Government to tweak 'over-prescriptive' CCCFA lending law

Homeownership could soon become an achievable goal for more Kiwis thanks to a potential law change.  

The Credit Contract and Consumer Finance Act (CCFA) governs who can get a mortgage. 

But it's been criticised for being too restrictive and now, the Government's latest "action plan" could change this. 

The plan, unveiled on Tuesday, promised to reform the CCCFA to "make it easier for homebuyers to access credit". 

"These over-prescriptive consumer lending laws have led to Kiwis missing out on loans," said Commerce and Consumer Affairs Minister Andrew Bayly when first signalling the changes in January. "This is another important step in meeting our Coalition agreement with ACT, to rewrite the CCCFA to protect vulnerable consumers without unnecessarily limiting access to credit." 

Mortgage Specialist Adrian Dale acknowledged there had to be strong checks and balances when accessing a loan but told AM the current laws were too restrictive. 

"I see this as a real positive move for the market to allow not just first homebuyers but anybody really looking for mortgages - who are creditworthy - to be able to do so," he said. 

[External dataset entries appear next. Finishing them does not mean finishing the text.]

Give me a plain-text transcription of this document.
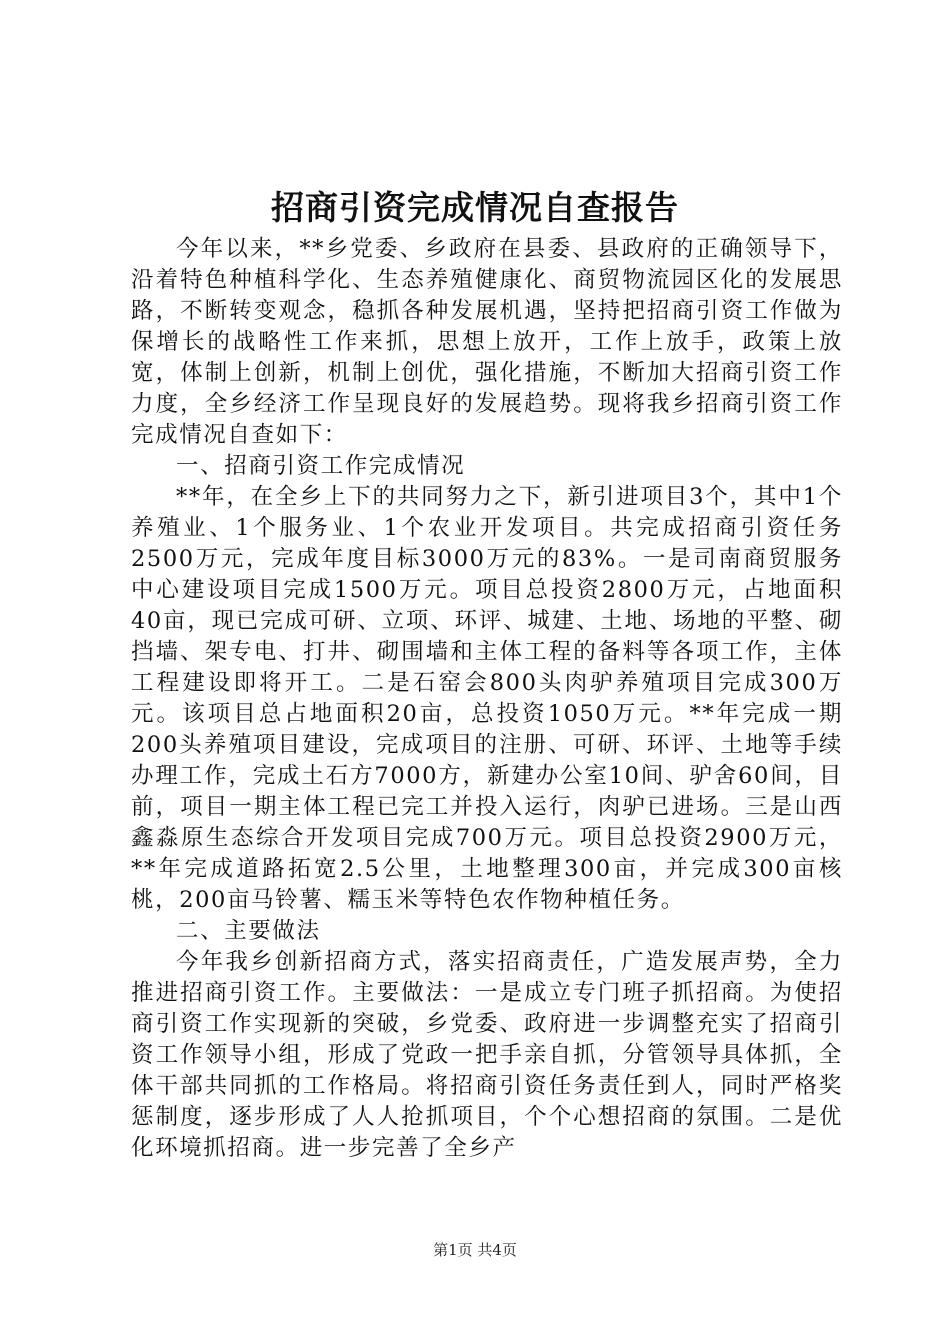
招商引资完成情况自查报告

今年以来，**乡党委、乡政府在县委、县政府的正确领导下，沿着特色种植科学化、生态养殖健康化、商贸物流园区化的发展思路，不断转变观念，稳抓各种发展机遇，坚持把招商引资工作做为保增长的战略性工作来抓，思想上放开，工作上放手，政策上放宽，体制上创新，机制上创优，强化措施，不断加大招商引资工作力度，全乡经济工作呈现良好的发展趋势。现将我乡招商引资工作完成情况自查如下：

一、招商引资工作完成情况

**年，在全乡上下的共同努力之下，新引进项目3个，其中1个养殖业、1个服务业、1个农业开发项目。共完成招商引资任务2500万元，完成年度目标3000万元的83%。一是司南商贸服务中心建设项目完成1500万元。项目总投资2800万元，占地面积40亩，现已完成可研、立项、环评、城建、土地、场地的平整、砌挡墙、架专电、打井、砌围墙和主体工程的备料等各项工作，主体工程建设即将开工。二是石窑会800头肉驴养殖项目完成300万元。该项目总占地面积20亩，总投资1050万元。**年完成一期200头养殖项目建设，完成项目的注册、可研、环评、土地等手续办理工作，完成土石方7000方，新建办公室10间、驴舍60间，目前，项目一期主体工程已完工并投入运行，肉驴已进场。三是山西鑫淼原生态综合开发项目完成700万元。项目总投资2900万元，**年完成道路拓宽2.5公里，土地整理300亩，并完成300亩核桃，200亩马铃薯、糯玉米等特色农作物种植任务。

二、主要做法

今年我乡创新招商方式，落实招商责任，广造发展声势，全力推进招商引资工作。主要做法：一是成立专门班子抓招商。为使招商引资工作实现新的突破，乡党委、政府进一步调整充实了招商引资工作领导小组，形成了党政一把手亲自抓，分管领导具体抓，全体干部共同抓的工作格局。将招商引资任务责任到人，同时严格奖惩制度，逐步形成了人人抢抓项目，个个心想招商的氛围。二是优化环境抓招商。进一步完善了全乡产

第1页 共4页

Dale added he's seen many creditworthy people miss out on loans due to the CCCFA. 

"There have been definitely instances in the last three to four years where you're scratching your head thinking... 'They've done a strict budget, they've got out the Excel spreadsheet, they know they can afford it what they wanted' but, for some reason - I think because of this too restrictive legislation - the bank has said, 'No.' 

"Overall, I just think it's a... worthwhile exercise for [the Government] to take. 

"It'll be a simplification of the whole process... what I'm hoping to see is less paperwork, less time to actually get a loan across the line - it takes about two weeks at the moment - and, of course, more people being able to get to that Kiwi dream of owning their own home." 

Adrian Dale.
Adrian Dale. Photo credit: AM

Loosening housing market 

The Reserve Bank (RBNZ) in June loosened restrictions on lending, known as loan-to-value ratios. Those ratios were scrapped during COVID-19 before being reinstated and tightened in response to skyrocketing house prices. 

Banks can lend 15 percent of their new loan to owner-occupiers wanting to borrow more than 80 percent of a home's value. That's up from 10 percent in 2022

The Reserve Bank has also signalled interest rates could soon creep down given the stagnant economy. 

ASB anticipated official cash rate (OCR) cuts "to begin in the second half of this year" but believed "the RBNZ will want to gain further confirmation from the pricing data that core inflation is falling before cutting". 

The baseline interest rate hit 5.5 percent in May and has been held for five consecutive meetings since. 

ASB is picking the OCR will drop to 5.25 percent by the year's end.